AI-Authored Code at the Center of Moonwell's $1.78M Oracle Exploit on Base
The DeFi lending protocol Moonwell was left with $1.78 million in bad debt after a governance proposal containing an oracle misconfiguration was executed on February 15. The bug came from a single missing multiplication: the deployed oracle used only the cbETH/ETH exchange rate (~1.12) as a dollar price instead of multiplying it by the ETH/USD price (~$2,200). The result was that Moonwell's contracts briefly believed cbETH was worth $1.12.
Liquidation bots didn't need to be asked twice. Within the same block, automated liquidators swept cbETH-backed positions at a 99.9% discount, seizing 1,096.317 cbETH before Moonwell's risk manager could cut the borrow cap. The window was four minutes. The damage was permanent.
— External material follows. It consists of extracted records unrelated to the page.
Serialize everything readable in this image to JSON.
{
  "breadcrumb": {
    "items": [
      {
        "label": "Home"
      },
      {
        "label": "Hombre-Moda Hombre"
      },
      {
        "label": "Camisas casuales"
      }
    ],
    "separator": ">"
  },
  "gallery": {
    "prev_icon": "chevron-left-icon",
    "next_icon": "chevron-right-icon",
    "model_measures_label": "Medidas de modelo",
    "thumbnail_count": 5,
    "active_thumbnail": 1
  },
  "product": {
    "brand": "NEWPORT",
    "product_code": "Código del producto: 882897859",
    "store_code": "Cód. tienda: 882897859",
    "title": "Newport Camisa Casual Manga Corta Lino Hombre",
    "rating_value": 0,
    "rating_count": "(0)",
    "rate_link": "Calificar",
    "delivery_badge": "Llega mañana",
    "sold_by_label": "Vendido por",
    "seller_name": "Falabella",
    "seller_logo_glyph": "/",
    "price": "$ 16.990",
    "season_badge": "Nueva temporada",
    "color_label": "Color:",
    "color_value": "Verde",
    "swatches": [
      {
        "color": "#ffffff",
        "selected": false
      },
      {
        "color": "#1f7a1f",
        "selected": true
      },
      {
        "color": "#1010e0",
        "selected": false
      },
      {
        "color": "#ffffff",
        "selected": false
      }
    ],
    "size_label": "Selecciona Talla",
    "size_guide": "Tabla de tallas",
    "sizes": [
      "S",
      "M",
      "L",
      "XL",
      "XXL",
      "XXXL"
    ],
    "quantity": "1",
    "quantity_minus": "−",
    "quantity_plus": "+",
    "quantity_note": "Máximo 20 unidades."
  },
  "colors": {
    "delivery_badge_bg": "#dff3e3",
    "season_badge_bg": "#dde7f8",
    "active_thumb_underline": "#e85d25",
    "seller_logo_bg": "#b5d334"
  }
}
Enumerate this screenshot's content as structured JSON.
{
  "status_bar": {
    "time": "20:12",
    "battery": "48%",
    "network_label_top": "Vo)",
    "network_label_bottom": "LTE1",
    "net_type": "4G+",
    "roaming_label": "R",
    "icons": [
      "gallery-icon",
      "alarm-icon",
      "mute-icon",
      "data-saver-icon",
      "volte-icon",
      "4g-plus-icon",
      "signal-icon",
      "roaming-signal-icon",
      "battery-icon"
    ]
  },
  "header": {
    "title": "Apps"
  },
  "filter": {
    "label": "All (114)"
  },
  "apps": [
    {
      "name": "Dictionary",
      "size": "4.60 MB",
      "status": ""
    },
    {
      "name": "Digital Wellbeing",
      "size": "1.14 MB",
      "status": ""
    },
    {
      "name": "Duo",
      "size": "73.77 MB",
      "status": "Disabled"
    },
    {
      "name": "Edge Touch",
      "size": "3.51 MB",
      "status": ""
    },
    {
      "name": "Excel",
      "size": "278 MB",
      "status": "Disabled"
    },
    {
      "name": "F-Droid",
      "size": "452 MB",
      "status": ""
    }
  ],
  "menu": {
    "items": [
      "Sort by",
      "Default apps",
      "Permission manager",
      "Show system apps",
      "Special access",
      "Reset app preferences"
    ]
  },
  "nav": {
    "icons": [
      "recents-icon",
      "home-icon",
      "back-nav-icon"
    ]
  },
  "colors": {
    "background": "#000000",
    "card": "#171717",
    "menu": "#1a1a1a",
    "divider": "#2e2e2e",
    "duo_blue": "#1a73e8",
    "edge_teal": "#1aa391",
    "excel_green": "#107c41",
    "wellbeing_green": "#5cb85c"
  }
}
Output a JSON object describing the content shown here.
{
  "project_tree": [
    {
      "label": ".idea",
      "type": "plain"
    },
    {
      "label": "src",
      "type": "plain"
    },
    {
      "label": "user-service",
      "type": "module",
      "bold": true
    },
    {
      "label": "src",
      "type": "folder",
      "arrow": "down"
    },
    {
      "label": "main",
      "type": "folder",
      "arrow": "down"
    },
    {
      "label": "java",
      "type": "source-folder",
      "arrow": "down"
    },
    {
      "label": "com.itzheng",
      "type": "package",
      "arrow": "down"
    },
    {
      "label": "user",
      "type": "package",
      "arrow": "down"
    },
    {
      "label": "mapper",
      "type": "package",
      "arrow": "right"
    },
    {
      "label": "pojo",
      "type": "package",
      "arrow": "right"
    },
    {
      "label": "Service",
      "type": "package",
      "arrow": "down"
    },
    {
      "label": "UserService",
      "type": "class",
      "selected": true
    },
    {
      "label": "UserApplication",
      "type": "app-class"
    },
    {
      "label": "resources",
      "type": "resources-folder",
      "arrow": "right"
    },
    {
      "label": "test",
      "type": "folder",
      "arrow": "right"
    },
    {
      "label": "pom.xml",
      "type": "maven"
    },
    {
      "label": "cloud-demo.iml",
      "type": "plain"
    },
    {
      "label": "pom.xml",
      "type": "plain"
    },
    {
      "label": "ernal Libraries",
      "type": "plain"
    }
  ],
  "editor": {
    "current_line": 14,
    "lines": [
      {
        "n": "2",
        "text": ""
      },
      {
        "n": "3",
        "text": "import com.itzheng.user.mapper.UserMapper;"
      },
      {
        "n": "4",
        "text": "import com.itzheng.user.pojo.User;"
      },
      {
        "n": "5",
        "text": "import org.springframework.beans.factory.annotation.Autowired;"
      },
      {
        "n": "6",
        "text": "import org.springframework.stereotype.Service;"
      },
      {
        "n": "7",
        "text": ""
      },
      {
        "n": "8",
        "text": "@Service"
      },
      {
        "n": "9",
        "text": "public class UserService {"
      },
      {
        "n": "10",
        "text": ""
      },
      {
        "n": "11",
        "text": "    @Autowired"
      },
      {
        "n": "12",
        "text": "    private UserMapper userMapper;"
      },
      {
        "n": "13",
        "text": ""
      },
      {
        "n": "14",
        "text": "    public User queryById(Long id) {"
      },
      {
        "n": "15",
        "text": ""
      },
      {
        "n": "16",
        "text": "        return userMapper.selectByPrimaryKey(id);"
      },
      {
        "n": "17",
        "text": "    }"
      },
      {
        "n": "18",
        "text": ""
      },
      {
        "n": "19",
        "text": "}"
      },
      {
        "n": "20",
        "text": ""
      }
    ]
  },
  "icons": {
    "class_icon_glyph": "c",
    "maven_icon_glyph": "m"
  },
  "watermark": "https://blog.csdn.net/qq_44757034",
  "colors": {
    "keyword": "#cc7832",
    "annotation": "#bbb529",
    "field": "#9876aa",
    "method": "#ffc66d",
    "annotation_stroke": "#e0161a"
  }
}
What made this incident unusual — and widely shared in security circles — was the commit history. GitHub PR #578, the proposal that introduced the misconfiguration, carries the line: "Co-Authored-By: Claude Opus 4.6." The AI assisted with input validation, try/catch handling, and import cleanup. It did not flag the missing oracle multiplication. Neither did human reviewers. The proposal passed governance with 99.1% approval.
This marks what security researchers at Rekt News are calling the first confirmed major exploit of vibe-coded smart contracts. The broader pattern is unsettling: three oracle-related failures at Moonwell in four months, totaling roughly $7.8 million in accumulated bad debt.
The incident does not indict AI-assisted development outright — Claude caught real bugs in the same PR. But it illustrates a specific failure mode: AI tools confidently fix what's in front of them and don't ask what they're not looking for. When a human signs off on code they don't fully understand, both are responsible for what ships.
A governance vote to fix the oracle configuration is pending the required timelock period.